Chez les salticidés myrmécomorphes, qui ont fait l'objet de recherches sur différents continents, le mimétisme batésien semble confirmé. Aux Philippines, par exemple, on a montré en laboratoire que trois espèces de mantes (Mantodea) évitent les fourmis et les araignées qui leur ressemblent[7]. Des études similaires menées avec des salticidés en tant que proies et prédateurs montrent que les espèces myrmécomorphes étaient moins susceptibles d'être choisies pour proie que les non-myrmécomorphes par d'autres salticidés[8],[9].

Références

  1. Paquin, Pierre & Nadine Dupérré. 2003. Guide d'identification des Araignées (Araneae) du Québec. Fabreries, Supplément 11. 251 pages.
  2. McIver, James D. & Gary Stonedahl. 1993. Myrmecomorphy: Morphological and behavorial mimicry of ants.
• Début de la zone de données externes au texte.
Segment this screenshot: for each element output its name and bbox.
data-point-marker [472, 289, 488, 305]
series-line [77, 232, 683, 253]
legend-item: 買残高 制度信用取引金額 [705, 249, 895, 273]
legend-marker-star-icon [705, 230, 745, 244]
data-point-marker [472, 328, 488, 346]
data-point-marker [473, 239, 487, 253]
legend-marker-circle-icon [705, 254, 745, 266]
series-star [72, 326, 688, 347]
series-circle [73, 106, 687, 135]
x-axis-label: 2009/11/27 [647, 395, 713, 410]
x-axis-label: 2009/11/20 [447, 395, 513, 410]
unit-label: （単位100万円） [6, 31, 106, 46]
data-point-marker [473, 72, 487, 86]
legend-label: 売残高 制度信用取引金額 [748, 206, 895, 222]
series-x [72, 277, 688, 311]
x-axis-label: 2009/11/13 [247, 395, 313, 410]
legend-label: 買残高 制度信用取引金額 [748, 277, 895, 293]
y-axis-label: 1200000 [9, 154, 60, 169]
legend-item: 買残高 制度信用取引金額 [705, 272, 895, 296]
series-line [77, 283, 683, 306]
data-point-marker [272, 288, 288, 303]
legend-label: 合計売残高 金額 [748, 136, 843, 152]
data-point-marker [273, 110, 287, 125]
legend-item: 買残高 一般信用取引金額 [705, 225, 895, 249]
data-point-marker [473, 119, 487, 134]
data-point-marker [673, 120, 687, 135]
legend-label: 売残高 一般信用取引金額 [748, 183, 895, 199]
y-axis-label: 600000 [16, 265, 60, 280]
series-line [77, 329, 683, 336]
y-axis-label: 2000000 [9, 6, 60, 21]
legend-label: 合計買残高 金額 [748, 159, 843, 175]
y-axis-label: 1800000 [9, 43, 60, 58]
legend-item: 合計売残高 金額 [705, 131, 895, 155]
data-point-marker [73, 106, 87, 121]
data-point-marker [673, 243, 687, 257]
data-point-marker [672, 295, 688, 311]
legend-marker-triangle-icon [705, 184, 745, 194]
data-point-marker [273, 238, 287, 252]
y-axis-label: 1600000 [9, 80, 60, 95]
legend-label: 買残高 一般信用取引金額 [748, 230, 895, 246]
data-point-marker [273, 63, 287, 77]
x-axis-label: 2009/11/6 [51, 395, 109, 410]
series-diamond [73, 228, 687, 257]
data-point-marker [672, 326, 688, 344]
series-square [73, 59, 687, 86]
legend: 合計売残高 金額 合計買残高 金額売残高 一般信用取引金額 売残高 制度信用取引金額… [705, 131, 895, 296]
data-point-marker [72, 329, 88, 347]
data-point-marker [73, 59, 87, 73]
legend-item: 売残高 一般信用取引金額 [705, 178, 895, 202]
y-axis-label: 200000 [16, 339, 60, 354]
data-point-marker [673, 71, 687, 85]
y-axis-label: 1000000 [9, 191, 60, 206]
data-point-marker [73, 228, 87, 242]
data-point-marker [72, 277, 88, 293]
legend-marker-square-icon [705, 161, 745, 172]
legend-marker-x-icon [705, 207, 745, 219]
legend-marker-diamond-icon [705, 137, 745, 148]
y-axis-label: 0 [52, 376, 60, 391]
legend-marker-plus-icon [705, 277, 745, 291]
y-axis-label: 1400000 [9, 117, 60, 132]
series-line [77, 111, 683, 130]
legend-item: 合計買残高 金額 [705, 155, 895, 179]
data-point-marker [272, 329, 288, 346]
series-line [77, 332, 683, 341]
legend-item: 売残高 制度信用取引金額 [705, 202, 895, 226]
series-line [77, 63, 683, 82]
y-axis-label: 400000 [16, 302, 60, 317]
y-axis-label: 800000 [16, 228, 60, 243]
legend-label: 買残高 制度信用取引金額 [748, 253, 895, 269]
Annual Review of Entomology 38:351-379.
  3. Pekár, Stano. 2014. « Is inaccurate mimicry ancestral to accurate in myrmecomorphic spiders (Araneae)? », Biological Journal of the Linnean Society 113(1):97-111.
  4. Reiskind, Jonathan. 1970. « Multiple mimetic forms in an ant-mimicking clubionid spider », Science 169(3945):587-588.
  5. Nelson, X. J. & R. R. Jackson. 2006. Compound mimicry and trading predators by the males of sexually dimorphic Batesian mimics. Proceedings of the Royal Society B 273: 367-372.
  6. Nelson, X. J., R. R. Jackson & D. Li. 2006. « Conditional use of honest signaling by a Batesian mimic » Behavioral Ecology 17: 575-580.
  7. Nelson, Ximena J., Robert R. Jackson, Daiqin Li, Alberto T. Barrion & Edwards, G. B. 2006. Innate aversion to ants (Hymenoptera: Formicidae) and ant mimics: experimental findings from mantises (Mantodea). Biological Journal of the Linnean Society 88:23-32.
  8. Durkee, Caitlin A., Martha R. Weiss, Divya B. Uma. 2011. Ant mimicry lessens predation on a north american jumping spider by larger salticid spiders. Environmental Entomology 40(5):1223-1231.
  9. Huang, Jin-Nan, Ren-Chung Cheng, Daiqin Li & I-Min Tso. 2011. Salticid predation as one potential driving force of ant mimicry in jumping spiders. Proceedings of the Royal Society B 278:1356-1364.